Der Film „Germanin“, unter der Regie von Max W. Kimmich mit Peter Petersen, Lotte Koch und Luis Trenker in den Hauptrollen, schildert den Einsatz eines Wissenschaftlers zur Bekämpfung der Schlafkrankheit in Afrika. Dem Deutschen gelingt es, ein Serum zu entwickeln, das unter dem Namen „Germanin“ nach dem Ersten Weltkrieg in Afrika erfolgreich angewandt wird – trotz der Intrigen der siegreichen britischen Kolonialmacht. Für „echte“ Dschungelbilder eignete sich das Babelsberger Studio nicht, so dass auf das römische Cinecittà ausgewichen werden musste. 300 schwarze Komparsen, die im Lendenschurz das dankbare Patientenmaterial abgeben sollten, wurden aus den Reihen der französischen Kriegsgefangenen, die im Lager Luckenwalde interniert waren, rekrutiert.

Da der Führer „Neger“ im Reich nicht sehen wollte, wurden sie nach Beendigung der Dreharbeiten in ein Lager bei Bordeaux deportiert. Dort verliert sich ihre Spur. Wie schaffte es Kimmlich, die schwarzen Frauen zu rekrutieren? In den Memoiren Luis Trenkers hat Britta Lange die Antwort gefunden. Ein Emissär wurde ins deutsch besetzte Paris geschickt und engagierte Frauen von kriegsgefangenen Schwarzen samt Kindern. Er war aber auch im Rotlicht-Milieu als Anwerber erfolgreich.

Der Film „Germanin“ bildet ein wichtiges Studienobjekt, weil sich in ihm verschiedene Diskurse des Faschismus verbinden. Da ist der Arzt als leuchtendes Beispiel deutschen Forschergeistes und rastloser Hingabe an die Mission, den Menschen zu helfen. Denn Deutschland wirkt in Afrika humanitär. Den Gegenpol zur deutschen Lichtgestalt gibt ein schurkischer englischer Kolonialoberst ab, der keine Hemmungen hat, alle Germanin-Vorräte zu verbrennen.

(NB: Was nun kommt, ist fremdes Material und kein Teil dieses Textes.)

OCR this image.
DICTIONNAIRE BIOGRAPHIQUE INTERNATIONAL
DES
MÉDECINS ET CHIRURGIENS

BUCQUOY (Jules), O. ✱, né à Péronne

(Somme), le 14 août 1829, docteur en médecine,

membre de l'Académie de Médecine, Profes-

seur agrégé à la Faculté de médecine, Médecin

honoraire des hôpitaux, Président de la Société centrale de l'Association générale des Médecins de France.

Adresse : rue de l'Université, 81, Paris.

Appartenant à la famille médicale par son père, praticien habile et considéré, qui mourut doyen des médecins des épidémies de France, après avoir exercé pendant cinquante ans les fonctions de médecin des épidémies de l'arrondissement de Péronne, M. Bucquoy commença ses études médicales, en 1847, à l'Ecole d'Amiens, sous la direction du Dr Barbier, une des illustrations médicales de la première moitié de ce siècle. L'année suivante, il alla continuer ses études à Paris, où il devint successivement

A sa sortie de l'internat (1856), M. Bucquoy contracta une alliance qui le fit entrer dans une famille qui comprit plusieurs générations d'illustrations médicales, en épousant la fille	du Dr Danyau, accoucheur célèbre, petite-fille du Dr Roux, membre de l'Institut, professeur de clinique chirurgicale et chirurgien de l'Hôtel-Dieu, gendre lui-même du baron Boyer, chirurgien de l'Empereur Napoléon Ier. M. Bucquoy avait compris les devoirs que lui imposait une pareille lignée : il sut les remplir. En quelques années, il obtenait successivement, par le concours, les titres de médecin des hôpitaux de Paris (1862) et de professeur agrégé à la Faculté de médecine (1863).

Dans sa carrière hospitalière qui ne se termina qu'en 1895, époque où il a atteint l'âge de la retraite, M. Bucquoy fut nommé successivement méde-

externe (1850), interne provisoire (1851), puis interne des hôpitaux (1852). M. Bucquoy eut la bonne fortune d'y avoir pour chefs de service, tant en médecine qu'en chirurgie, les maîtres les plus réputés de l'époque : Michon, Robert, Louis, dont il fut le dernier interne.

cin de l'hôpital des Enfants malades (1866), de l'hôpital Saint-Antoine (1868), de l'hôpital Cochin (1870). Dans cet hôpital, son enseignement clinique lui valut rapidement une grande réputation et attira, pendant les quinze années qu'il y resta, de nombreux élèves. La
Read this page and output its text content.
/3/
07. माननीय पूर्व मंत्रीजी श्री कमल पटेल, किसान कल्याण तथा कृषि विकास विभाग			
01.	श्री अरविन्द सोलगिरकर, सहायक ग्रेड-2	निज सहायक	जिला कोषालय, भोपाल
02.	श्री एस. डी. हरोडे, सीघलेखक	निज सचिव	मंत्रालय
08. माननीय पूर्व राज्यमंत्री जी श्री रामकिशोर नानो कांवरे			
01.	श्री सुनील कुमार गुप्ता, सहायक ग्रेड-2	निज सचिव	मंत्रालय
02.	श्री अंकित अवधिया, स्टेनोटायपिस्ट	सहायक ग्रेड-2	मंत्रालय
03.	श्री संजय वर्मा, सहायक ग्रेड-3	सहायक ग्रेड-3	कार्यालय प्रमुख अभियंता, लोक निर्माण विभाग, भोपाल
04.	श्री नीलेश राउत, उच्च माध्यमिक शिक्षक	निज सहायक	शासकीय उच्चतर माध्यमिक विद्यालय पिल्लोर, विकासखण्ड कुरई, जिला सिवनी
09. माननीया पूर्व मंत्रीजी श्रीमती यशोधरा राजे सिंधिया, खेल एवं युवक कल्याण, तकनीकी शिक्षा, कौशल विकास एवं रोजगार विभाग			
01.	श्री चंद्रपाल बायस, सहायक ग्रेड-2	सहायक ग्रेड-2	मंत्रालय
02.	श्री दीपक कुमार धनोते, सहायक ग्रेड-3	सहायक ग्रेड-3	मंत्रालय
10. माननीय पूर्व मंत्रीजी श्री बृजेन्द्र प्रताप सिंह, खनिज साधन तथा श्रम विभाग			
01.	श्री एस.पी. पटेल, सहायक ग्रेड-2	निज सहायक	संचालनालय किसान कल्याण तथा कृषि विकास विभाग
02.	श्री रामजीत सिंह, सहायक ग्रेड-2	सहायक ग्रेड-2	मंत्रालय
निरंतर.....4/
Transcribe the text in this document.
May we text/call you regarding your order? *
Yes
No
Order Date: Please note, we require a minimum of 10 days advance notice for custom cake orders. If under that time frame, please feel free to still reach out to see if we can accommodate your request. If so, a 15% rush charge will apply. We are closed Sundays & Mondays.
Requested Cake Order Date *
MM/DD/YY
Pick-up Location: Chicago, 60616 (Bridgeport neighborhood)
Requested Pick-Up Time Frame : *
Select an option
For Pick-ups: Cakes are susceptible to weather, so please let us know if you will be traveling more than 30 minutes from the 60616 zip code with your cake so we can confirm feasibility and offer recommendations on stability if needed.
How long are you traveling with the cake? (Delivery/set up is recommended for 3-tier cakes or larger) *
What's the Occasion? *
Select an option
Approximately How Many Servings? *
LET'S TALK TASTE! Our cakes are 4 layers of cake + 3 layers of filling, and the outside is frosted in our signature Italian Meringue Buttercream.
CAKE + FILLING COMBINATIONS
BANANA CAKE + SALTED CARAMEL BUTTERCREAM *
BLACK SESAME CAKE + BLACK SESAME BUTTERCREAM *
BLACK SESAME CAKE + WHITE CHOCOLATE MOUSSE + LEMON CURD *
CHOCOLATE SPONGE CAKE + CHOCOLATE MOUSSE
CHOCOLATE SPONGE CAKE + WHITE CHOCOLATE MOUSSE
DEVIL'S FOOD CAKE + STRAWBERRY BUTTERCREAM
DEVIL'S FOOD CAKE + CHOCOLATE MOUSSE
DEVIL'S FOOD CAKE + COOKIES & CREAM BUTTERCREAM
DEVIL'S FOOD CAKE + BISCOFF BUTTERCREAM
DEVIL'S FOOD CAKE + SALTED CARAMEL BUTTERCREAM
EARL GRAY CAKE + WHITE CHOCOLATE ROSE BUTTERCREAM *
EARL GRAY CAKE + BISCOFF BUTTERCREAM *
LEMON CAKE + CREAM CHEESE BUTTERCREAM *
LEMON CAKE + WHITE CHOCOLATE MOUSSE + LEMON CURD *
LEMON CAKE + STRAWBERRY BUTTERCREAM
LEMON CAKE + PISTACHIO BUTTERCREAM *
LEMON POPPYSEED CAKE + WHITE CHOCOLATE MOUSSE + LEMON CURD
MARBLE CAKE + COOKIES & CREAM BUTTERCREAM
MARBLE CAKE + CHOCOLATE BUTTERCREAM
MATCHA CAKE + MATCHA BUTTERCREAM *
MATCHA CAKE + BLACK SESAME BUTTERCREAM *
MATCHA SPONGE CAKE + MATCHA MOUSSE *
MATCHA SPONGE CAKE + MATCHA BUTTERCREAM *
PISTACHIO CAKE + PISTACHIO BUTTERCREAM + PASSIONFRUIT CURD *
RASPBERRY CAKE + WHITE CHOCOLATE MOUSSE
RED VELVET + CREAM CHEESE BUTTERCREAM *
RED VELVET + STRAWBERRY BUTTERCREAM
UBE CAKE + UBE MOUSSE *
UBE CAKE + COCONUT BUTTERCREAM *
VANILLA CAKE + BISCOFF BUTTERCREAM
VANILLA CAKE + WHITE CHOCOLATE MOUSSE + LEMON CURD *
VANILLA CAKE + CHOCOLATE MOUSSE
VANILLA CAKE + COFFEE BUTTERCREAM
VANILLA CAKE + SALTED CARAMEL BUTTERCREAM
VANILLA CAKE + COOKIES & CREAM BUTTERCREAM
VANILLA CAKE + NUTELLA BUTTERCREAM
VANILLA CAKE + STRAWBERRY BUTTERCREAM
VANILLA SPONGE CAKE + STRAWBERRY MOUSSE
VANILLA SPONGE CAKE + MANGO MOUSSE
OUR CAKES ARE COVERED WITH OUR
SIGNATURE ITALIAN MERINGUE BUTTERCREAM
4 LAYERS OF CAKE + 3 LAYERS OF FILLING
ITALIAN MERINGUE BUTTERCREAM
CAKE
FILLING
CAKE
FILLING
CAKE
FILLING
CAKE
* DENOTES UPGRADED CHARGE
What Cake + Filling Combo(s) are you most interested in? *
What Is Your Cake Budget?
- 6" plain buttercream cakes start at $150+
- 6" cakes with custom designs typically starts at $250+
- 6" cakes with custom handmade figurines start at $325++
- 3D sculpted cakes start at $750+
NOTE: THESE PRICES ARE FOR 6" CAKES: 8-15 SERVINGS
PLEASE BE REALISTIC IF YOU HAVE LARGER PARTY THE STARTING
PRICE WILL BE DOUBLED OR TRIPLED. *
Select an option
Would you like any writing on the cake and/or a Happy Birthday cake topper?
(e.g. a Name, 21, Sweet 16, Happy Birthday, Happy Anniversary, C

Aber der Deutsche ist so voller Humanität, dass er, selbst erkrankt, mit der letzten übrig gebliebenen Germanin-Spritze sich nicht selbst rettet, sondern den Vertreter des perfiden Albion.

Die Schwarzen, ob krank oder noch gesund, werden zunächst von den Briten erfolgreich gegen die deutschen Heiler aufgehetzt, besinnen sich aber eines Besseren dank der schauspielerischen Überzeugungskraft Luis Trenkers. Die Schwarzen treten teils als brodelnde Masse auf, teils ergötzen sie das Publikum mit rituellen Tänzen. Die Wenigen, die sich in Sätzen artikulieren, sprechen selbstverständlich Deutsch. Sie waren im Dienst der deutschen Kolonialmacht (für die Sprechrollen hatte die UFA einige geduldete Deutschafrikaner in petto). Sie sind voller kindlicher Zuneigung zu ihren gütigen deutschen Herren. Dieser rassistische Diskurs mündet in einer Apologie der ehemaligen deutschen Kolonialherrschaft, die von den Kolonisierten wieder herbeigesehnt wird.